Chapurlat R D, Palermo L, Ramsay P, Cummings S R
Department of Rheumatology and Bone Diseases and INSERM U403, E. Herriot Hospital, 69437 Lyon, France.
Osteoporos Int. 2005 Jul;16(7):842-8. doi: 10.1007/s00198-004-1770-7. Epub 2004 Dec 3.
It is commonly believed that the response to treatment in patients on alendronate is proportional to the increase in bone mineral density (BMD), and that those who lose BMD during treatment might not respond to treatment. In the Fracture Intervention Trial 6,459 women were randomly assigned to treatment with alendronate or placebo; BMD was measured annually, and new spine fractures were assessed by lateral spine films, taken at baseline and end of follow-up. Among subjects who took at least 70% of the study drug (5,220 women), we compared reductions in risk of spine fractures at end of follow-up (3 or 4 years) within various levels of change in total hip and spine BMD after 1 and 2 years of treatment, after adjustment for differences in characteristics between the treatment and control groups. Women "losing" BMD at the lumbar spine (0% to 4%) while on alendronate had a reduction of 60% in vertebral fracture risk [OR = 0.40 (0.16, 0.99)] compared to their counterparts in the placebo group. The few women that lost more than 4% did not have a significant benefit [OR = 0.15 (0.02, 1.29)]. Those who "gained" BMD (0% to 4%) during treatment had a reduction in risk of 51% [OR = 0.49 (0.30, 0.78)]. Similarly, women who "lost" total hip BMD (0% to 4%) during the first year on alendronate had a 53% decreased risk of vertebral fracture compared to their controls taking placebo [OR = 0.47 (0.27, 0.81)], whereas those "gaining" BMD (0% to 4%) had a comparable risk reduction [OR = 0.49 (0.34, 0.71)]. This was not observed for the few women who lost more than 4% [OR = 0.61 (0.11, 3.45)]. Patients who lost BMD at both the hip and spine were not protected by alendronate. Among patients who adhere to treatment with alendronate, even those who lose BMD benefit from a substantial reduction in risk of vertebral fracture. So, the reduction in bone turnover induced by alendronate might be more important than BMD changes. The few women who lose the most BMD (more than 4% per year) might not benefit from the treatment.

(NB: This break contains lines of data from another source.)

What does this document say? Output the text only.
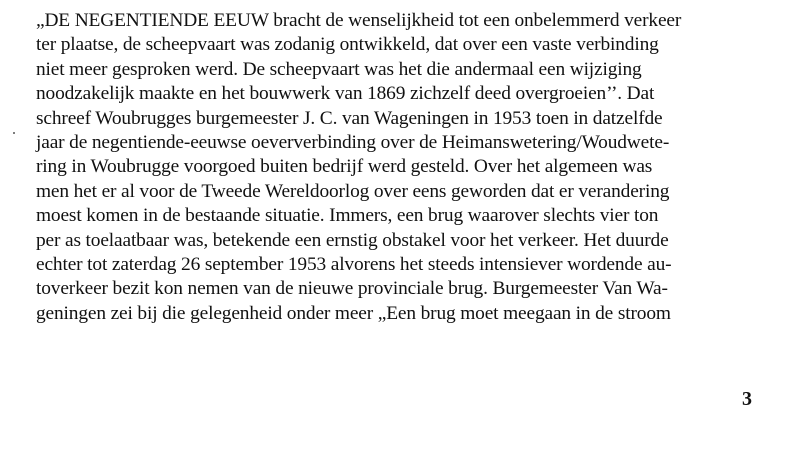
„DE NEGENTIENDE EEUW bracht de wenselijkheid tot een onbelemmerd verkeer
ter plaatse, de scheepvaart was zodanig ontwikkeld, dat over een vaste verbinding
niet meer gesproken werd. De scheepvaart was het die andermaal een wijziging
noodzakelijk maakte en het bouwwerk van 1869 zichzelf deed overgroeien’’. Dat
schreef Woubrugges burgemeester J. C. van Wageningen in 1953 toen in datzelfde
jaar de negentiende-eeuwse oeververbinding over de Heimanswetering/Woudwete-
ring in Woubrugge voorgoed buiten bedrijf werd gesteld. Over het algemeen was
men het er al voor de Tweede Wereldoorlog over eens geworden dat er verandering
moest komen in de bestaande situatie. Immers, een brug waarover slechts vier ton
per as toelaatbaar was, betekende een ernstig obstakel voor het verkeer. Het duurde
echter tot zaterdag 26 september 1953 alvorens het steeds intensiever wordende au-
toverkeer bezit kon nemen van de nieuwe provinciale brug. Burgemeester Van Wa-
geningen zei bij die gelegenheid onder meer „Een brug moet meegaan in de stroom
3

人们普遍认为,接受阿仑膦酸盐治疗的患者对治疗的反应与骨矿物质密度(BMD)的增加成正比,并且那些在治疗期间骨密度降低的患者可能对治疗无反应。在骨折干预试验中,6459名女性被随机分配接受阿仑膦酸盐或安慰剂治疗;每年测量骨密度,并通过在基线和随访结束时拍摄的脊柱侧位片评估新的脊柱骨折情况。在至少服用了70%研究药物的受试者(5220名女性)中,我们在调整了治疗组和对照组之间特征差异后,比较了治疗1年和2年后全髋和脊柱骨密度不同变化水平下随访结束时(3年或4年)脊柱骨折风险的降低情况。服用阿仑膦酸盐期间腰椎骨密度“降低”(0%至4%)的女性与安慰剂组的女性相比,椎体骨折风险降低了60%[比值比(OR)=0.40(0.16,0.99)]。少数骨密度降低超过4%的女性没有显著获益[OR = 0.15(0.02,1.29)]。治疗期间骨密度“增加”(0%至4%)的女性风险降低了51%[OR = 0.49(0.30,0.78)]。同样,服用阿仑膦酸盐第一年全髋骨密度“降低”(0%至4%)的女性与服用安慰剂的对照组相比,椎体骨折风险降低了53%[OR = 0.47(0.27,0.81)],而骨密度“增加”(0%至4%)的女性风险降低程度相当[OR = 0.49(0.34,0.71)]。少数骨密度降低超过4%的女性未观察到这种情况[OR = 0.61(0.11,3.45)]。髋部和脊柱骨密度均降低的患者未受到阿仑膦酸盐的保护。在坚持服用阿仑膦酸盐治疗的患者中,即使是那些骨密度降低的患者也从椎体骨折风险的大幅降低中获益。因此,阿仑膦酸盐引起的骨转换降低可能比骨密度变化更重要。少数骨密度降低最多(每年超过4%)的女性可能无法从治疗中获益。